Most osteoblasts mature into osteocytes that maintain the minerals in bone tissue and strengthen the growing bone.

20. Development of Bones
Many long bones have growth plates at the ends.

21. Development of Bones
The growth of cartilage at these plates causes the bones to lengthen. The cartilage is gradually replaced by bone.
During late adolescence or early adulthood, growth plates become completely ossified, and the person “stops growing.”

22. Development of Bones
Cartilage remains in parts of the body that are flexible, such as the nose and ears.
 It also cushions the areas where bones meet (ex: knee).

23. Bone Remodeling and Repair
Osteoclasts are cells that break down old bone tissue and osteoblasts build new bone tissue so that bones do not become brittle and weak.
Both types of cells work together to repair broken and damaged bones.

24. Bone Remodeling and Repair
Osteoporosis
disorder in which bone is broken down faster that it is rebuilt
bones become less dense and weaker
more common in older adults, especially women 
consuming calcium and exercise can help with prevention

25. Joints
What is the role of joints?

26. Joints Joint where one or more bones meet
contain connective tissues that hold bones together
permit bones to move without damaging each other

27. Types of Joints
Type of joint depends on its type of movement
immovable
slightly movable
freely movable.

28. Immovable Joints
often called fixed joints
allow no movement
bones grow together until they are fused
example: the bones in the skull

29. Slightly Movable Joints
permit a small amount of movement
the bones of slightly movable joints are separated from each other
example: between the two bones of the lower leg and between vertebrae

30. Freely Movable Joints
permit movement in two or more directions
grouped according to the shapes of the surfaces of the adjacent bones
hinge joint
pivot joint
saddle joint
ball and socket joint

31. Types of Joints
Many freely movable joints are involved in the movements of a gymnast.

32. Structure of Joints
In freely movable joints, cartilage covers the surfaces where two bones come together.
The joints are surrounded by a fibrous joint capsule that helps hold the bones together while still allowing for movement.

33. Structure of Joints
Ligaments are strips of tough connective tissue that hold bones together in a joint.

34. Structure of Joints
The inner layer of the joint capsule, called the synovial cavity, produces a substance called synovial fluid.
 Synovial fluid reduces friction so the bones can slide over each other smoothly.

35. Structure of Joints
Small sacs of synovial fluid called bursae (singular: bursa) reduce the friction between the bones of a joint and act like tiny shock absorbers (example: knee)

36. Joint Injuries
A common injury among athletes is damage to the anterior cruciate ligament (ACL) of the knee.
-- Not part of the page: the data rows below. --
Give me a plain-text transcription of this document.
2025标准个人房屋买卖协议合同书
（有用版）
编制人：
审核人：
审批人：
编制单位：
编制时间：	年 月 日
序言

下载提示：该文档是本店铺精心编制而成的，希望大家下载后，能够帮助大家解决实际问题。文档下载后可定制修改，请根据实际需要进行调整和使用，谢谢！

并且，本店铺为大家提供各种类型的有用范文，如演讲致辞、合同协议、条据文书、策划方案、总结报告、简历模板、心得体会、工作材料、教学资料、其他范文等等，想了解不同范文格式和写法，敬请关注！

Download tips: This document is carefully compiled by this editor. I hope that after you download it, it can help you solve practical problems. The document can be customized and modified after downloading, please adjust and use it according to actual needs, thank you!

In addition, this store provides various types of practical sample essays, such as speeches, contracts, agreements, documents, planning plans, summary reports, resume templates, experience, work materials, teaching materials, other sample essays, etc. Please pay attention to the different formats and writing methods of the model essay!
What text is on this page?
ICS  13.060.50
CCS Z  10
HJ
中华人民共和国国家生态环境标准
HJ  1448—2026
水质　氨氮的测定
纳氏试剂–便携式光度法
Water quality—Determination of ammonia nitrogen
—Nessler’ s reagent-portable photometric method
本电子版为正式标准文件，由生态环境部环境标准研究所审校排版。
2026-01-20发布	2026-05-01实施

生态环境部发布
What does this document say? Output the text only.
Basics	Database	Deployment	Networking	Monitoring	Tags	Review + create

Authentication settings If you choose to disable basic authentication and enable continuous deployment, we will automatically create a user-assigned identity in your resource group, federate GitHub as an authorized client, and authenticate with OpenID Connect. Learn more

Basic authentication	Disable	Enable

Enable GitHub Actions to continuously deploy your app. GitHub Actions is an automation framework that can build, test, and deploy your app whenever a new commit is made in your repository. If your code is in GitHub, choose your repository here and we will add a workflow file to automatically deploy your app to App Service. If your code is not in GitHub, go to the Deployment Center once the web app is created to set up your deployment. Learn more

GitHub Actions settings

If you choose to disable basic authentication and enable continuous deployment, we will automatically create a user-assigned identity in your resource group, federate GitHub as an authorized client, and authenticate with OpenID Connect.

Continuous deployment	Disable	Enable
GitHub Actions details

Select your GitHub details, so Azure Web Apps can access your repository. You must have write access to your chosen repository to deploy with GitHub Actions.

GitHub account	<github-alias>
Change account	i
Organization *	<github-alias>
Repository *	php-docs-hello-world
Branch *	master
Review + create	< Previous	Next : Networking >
This ligament is found in the center of the knee between the femur and the tibia. It is common in sports like basketball and soccer.

37. Joint Injuries
Excessive strain on a joint can cause inflammation -a response in which excess fluid causes swelling, pain, heat, and redness.

38. Joint Injuries
Wear and tear over the years often leads to osteoarthritis, which develops as the cartilage begins to break down in joints that are used frequently (ex: fingers, knees, hips, and spine).
These joints become painful and stiff as the bones start to rub together.